Все в этом месте источает печаль, кроме Яблочного Лица. Она выглядит счастливой и веселой – но только не во время бесед с моими родителями обо мне. Я беспокоен, мне нужно общество, но знаю – стоит позвать медсестру, и она просто сделает очередной укол. От этого мне на несколько минут станет тепло, а потом я провалюсь в глубокий сон, после которого очнусь в депрессии и страхе.

Я слышу громкий хлопок, и свет гаснет. Спустя несколько мгновений противоестественной тишины раздается приглушенный шум. За стеной моей палаты – суета. Очевидно, там пытаются починить что-то. Ничего не остается, как целиком погрузиться в ночной мрак – мир объят смоляной чернотой, как и мое сознание. К двери приближаются шаги, затем отдаляются. Не могу различить, что говорят друг другу медсестры в коридоре. Тянутся секунды, я в смятении. Шаги возвращаются, а с ними и страх – он обвивает меня кольцами, словно змея. Я сажусь в постели. Дверь в палату с тихим скрипом открывается, входит старик со свечой в руке.

Языки пламени колеблются, лакая кислород в комнате, и я вижу ее, мою маленькую Зари, – она судорожно ловит ртом воздух, на ее лице лопаются ярко-красные волдыри. Мир рушится, душа моя вырвана с корнем.

Я истошно кричу и чувствую, что никогда не смогу остановиться. Мне никак не отделаться от череды ужасающих воспоминаний. Несмотря на терзающую ее боль, Зари отчаянно пыталась добраться до автоколонны. Потом ее ударил солдат, а приклад винтовки пришелся по спине Ахмеда. С последним вздохом Зари успела сказать, что любит меня. Осознание этого внезапно приходит ко мне в тот момент, когда у моей постели возникает Яблочное Лицо.

– Она умерла? – спрашиваю я.

Яблочное Лицо закрывает глаза.

Я кричу изо всех сил, словно стараясь изгнать жизнь из тела. Яблочное Лицо хочет меня обнять, но у меня такое ощущение, будто кожу вывернули наизнанку и она покрыта маленькими острыми иглами. Медсестры бросаются на помощь, чтобы удержать меня, но Яблочное Лицо отсылает их взмахом руки. Я плачу в ее объятиях, слезы обжигают, челюсти сводит от рыданий.

– Как? – пронзительно кричу я. – Почему?

– Не знаю, – шепчет Яблочное Лицо.

– Будь Ты проклят, Господи! – кричу я вновь и вновь, теребя больничную рубаху. – Зачем? Почему? Я хочу знать почему.

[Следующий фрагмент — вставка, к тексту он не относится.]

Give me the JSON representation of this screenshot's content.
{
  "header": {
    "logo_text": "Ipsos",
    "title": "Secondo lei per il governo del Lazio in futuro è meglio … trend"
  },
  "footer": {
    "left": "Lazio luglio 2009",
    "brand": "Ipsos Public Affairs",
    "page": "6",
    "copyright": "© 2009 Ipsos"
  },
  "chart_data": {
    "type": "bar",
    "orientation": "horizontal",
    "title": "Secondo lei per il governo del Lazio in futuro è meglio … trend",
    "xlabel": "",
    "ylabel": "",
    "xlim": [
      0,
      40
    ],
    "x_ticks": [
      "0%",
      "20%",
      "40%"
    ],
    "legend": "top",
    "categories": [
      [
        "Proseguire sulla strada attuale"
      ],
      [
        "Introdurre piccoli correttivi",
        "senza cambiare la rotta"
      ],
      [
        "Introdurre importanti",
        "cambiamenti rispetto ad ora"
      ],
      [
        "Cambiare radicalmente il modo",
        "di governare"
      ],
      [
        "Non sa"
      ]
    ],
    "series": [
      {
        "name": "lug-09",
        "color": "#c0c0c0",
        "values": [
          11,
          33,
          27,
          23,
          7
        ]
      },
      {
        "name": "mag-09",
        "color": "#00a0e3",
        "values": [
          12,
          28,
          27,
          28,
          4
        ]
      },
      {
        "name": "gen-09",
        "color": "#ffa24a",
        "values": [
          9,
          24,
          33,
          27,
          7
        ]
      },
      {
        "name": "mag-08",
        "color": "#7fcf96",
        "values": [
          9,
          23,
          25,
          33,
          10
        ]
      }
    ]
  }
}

Яблочное Лицо утирается носовым платком.

Я ору, рыдаю, но боль не утихает. Она поглощает меня целиком. Я встаю с кровати и бесцельно брожу вокруг, пытаясь отдышаться. Кожа у меня как будто сильно стянута. В палате нечем дышать. Яблочное Лицо открывает окно, и в комнату врывается свежий воздух. Я сажусь на пол и, сжав голову руками, раскачиваюсь взад-вперед. Вдруг с губы на рубашку капает кровь. Рядом садится Яблочное Лицо.

– Ты прикусил себе губу, миленький, – шепчет она. – Прошу тебя, будь осторожен, ну пожалуйста.

Обнимая меня, она просит медсестру принести бумажную салфетку.

– Где Ахмед? – рыдая у нее на плече, спрашиваю я.

– В тюрьме, – шепчет в ответ Яблочное Лицо.

Я вздыхаю с облегчением, а потом снова впадаю в отчаяние.

Спустя несколько часов я по-прежнему не в силах совладать с чувствами. Приходят мои родители, и Яблочное Лицо просит их выйти в коридор.

Сознание мое затуманивается, я долго смотрю в пространство неподвижным взглядом. Плакать я больше не могу, слезы иссякли, я совершенно опустошен. Я размышляю о семье шаха и задаюсь вопросом, говорили ли они о Зари в тот вечер за ужином. Спрашивал ли его сын, кто была та женщина и зачем она подожгла себя и бросилась к их машине? Хотелось бы знать, будет ли через две тысячи лет пара вроде нас с Зари сидеть в кафе и разговаривать о выборе Зари. Сочтут ли они меня трусом за то, что я не обнял возлюбленную, объятую пламенем, и не сгорел вместе с ней? Мысли перескакивают с одной на другую, с одного страдающего лица на другое.

В какой-то момент Яблочное Лицо делает мне укол, и я засыпаю.

Проснувшись, я вижу в палате родителей, они тихо разговаривают с Яблочным Лицом. Я вспоминаю Зари, и мир вновь рушится. На глазах закипают слезы, что-то у меня в голове проворачивается, потом щелкает, и мир вокруг теряет краски, превращаясь в какое-то отвратительное место. Я не знаю, как доживу до конца этого дня, как выдержу следующие пять минут. Моя мать, вероятно, понимает, что со мной творится, потому что, едва я открываю глаза, она начинает плакать.

Наверное, я пытаюсь дотянуться до рукава, на этот раз зубами. Боли в предплечье я не чувствую, но вижу кровь, обагряющую простыню. Ко мне бросается Яблочное Лицо. Потом я вижу медсестер и рыдающие лица родителей, но не слышу ничего, кроме непрерывного гула.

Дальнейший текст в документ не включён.